Residential rental property tax changes

On 23rd of March 2021, the Government introduced two significant changes to the taxation of residential rental properties to ease investor demand and slow runaway house prices.

Extension of the brightline test to 10 years

The first significant change was the extension of the 5-year brightline test to 10-years for residential land acquired on or after 27 March 2021. ‘Acquired’ is generally the date the sale and purchase agreement is signed. In some circumstances the current 5-year brightline test will continue to apply instead of the new 10-year rule. Those circumstances are:


  • where the property is a ‘new build’, or
  • where residential land was acquired on or after 29 March 2018 and before 27 March 2021, or
  • where residential land was acquired on or after 27 March 2021 following an offer made by the purchaser on 23 March 2021 or earlier, and the offer could not be revoked before 27 March 2021.


At this stage little detail is available on exactly what a ‘new build’ is, other than it is likely to include properties acquired within a year of receiving their Code of Compliance Certificate. The Government is consulting with various parties on this matter and detail is expected before October 2021.


As well as extending the brightline test to 10-years, the Government has also changed the exemptions for main homes and business premises. The previous main home exemption will continue to apply for properties which are subject to the 5-year brightline test. That is, the brightline test will not apply if the property is the person’s main home for more than 50 per cent of the brightline period, and the person has not previously used the main home exemption twice in the 2 years prior to sale.


For a property subject to the 10-year brightline test, the exemption will now only apply for the period the property is actually used as the person’s main home. There is a change of use buffer that allows for the property to be used for a continuous period of up to 12 months for other than as a main home, however, that period must be immediately before or after the person has used the property as their main home.


The business premises exemption has also been changed for short-stay accommodation properties subject to the 10-year brightline test. This change will mean properties used solely for short-stay accommodation, or properties used as the family bach and for short-stay accommodation, will not qualify for the business exemption.

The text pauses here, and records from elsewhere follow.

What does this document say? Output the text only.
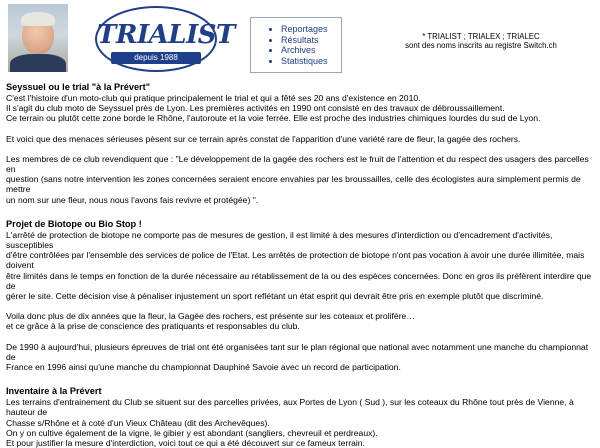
TRIALIST
depuis 1988
• Reportages
• Résultats
• Archives
• Statistiques
* TRIALIST ; TRIALEX ; TRIALEC
sont des noms inscrits au registre Switch.ch

Seyssuel ou le trial "à la Prévert"

C'est l'histoire d'un moto-club qui pratique principalement le trial et qui a fêté ses 20 ans d'existence en 2010.
Il s'agit du club moto de Seyssuel près de Lyon. Les premières activités en 1990 ont consisté en des travaux de débroussaillement.
Ce terrain ou plutôt cette zone borde le Rhône, l'autoroute et la voie ferrée. Elle est proche des industries chimiques lourdes du sud de Lyon.

Et voici que des menaces sérieuses pèsent sur ce terrain après constat de l'apparition d'une variété rare de fleur, la gagée des rochers.

Les membres de ce club revendiquent que : "Le développement de la gagée des rochers est le fruit de l'attention et du respect des usagers des parcelles en
question (sans notre intervention les zones concernées seraient encore envahies par les broussailles, celle des écologistes aura simplement permis de mettre
un nom sur une fleur, nous nous l'avons fais revivre et protégée) ".

Projet de Biotope ou Bio Stop !

L'arrêté de protection de biotope ne comporte pas de mesures de gestion, il est limité à des mesures d'interdiction ou d'encadrement d'activités, susceptibles
d'être contrôlées par l'ensemble des services de police de l'Etat. Les arrêtés de protection de biotope n'ont pas vocation à avoir une durée illimitée, mais doivent
être limités dans le temps en fonction de la durée nécessaire au rétablissement de la ou des espèces concernées. Donc en gros ils préfèrent interdire que de
gérer le site. Cette décision vise à pénaliser injustement un sport reflétant un état esprit qui devrait être pris en exemple plutôt que discriminé.

Voila donc plus de dix années que la fleur, la Gagée des rochers, est présente sur les coteaux et prolifère…
et ce grâce à la prise de conscience des pratiquants et responsables du club.

De 1990 à aujourd'hui, plusieurs épreuves de trial ont été organisées tant sur le plan régional que national avec notamment une manche du championnat de
France en 1996 ainsi qu'une manche du championnat Dauphiné Savoie avec un record de participation.

Inventaire à la Prévert

Les terrains d'entrainement du Club se situent sur des parcelles privées, aux Portes de Lyon ( Sud ), sur les coteaux du Rhône tout près de Vienne, à hauteur de
Chasse s/Rhône et à coté d'un Vieux Château (dit des Archevêques).

On y on cultive également de la vigne, le gibier y est abondant (sangliers, chevreuil et perdreaux).

Et pour justifier la mesure d'interdiction, voici tout ce qui a été découvert sur ce fameux terrain.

Removal of interest deductibility

The second significant change is the proposal to phase out interest deductions for residential rental properties from 1 October 2021. Limited information is currently available however at this stage the proposals are:

  • interest deductions on properties acquired on or after 27 March 2021 can no longer be claimed from 1 October 2021
  • interest on loans for properties acquired before 27 March 2021 can still be deducted but will reduce by 25 percent each income year such that by the 2026 income year no interest can be claimed
  • no interest deductions can be claimed from 1 October 2021 for new loans taken out for improvements to property acquired before 27 March 2021
  • taxpayers holding property on revenue account, such as developers, can continue to claim interest deductions
  • interest deductions can continue to be claimed on properties that qualify as a ‘new build’.


In summary, the extension of the brightline test to 10 years and the removal of interest deductibility are significant changes in the tax landscape of residential rental properties and will impact on the majority of landlords.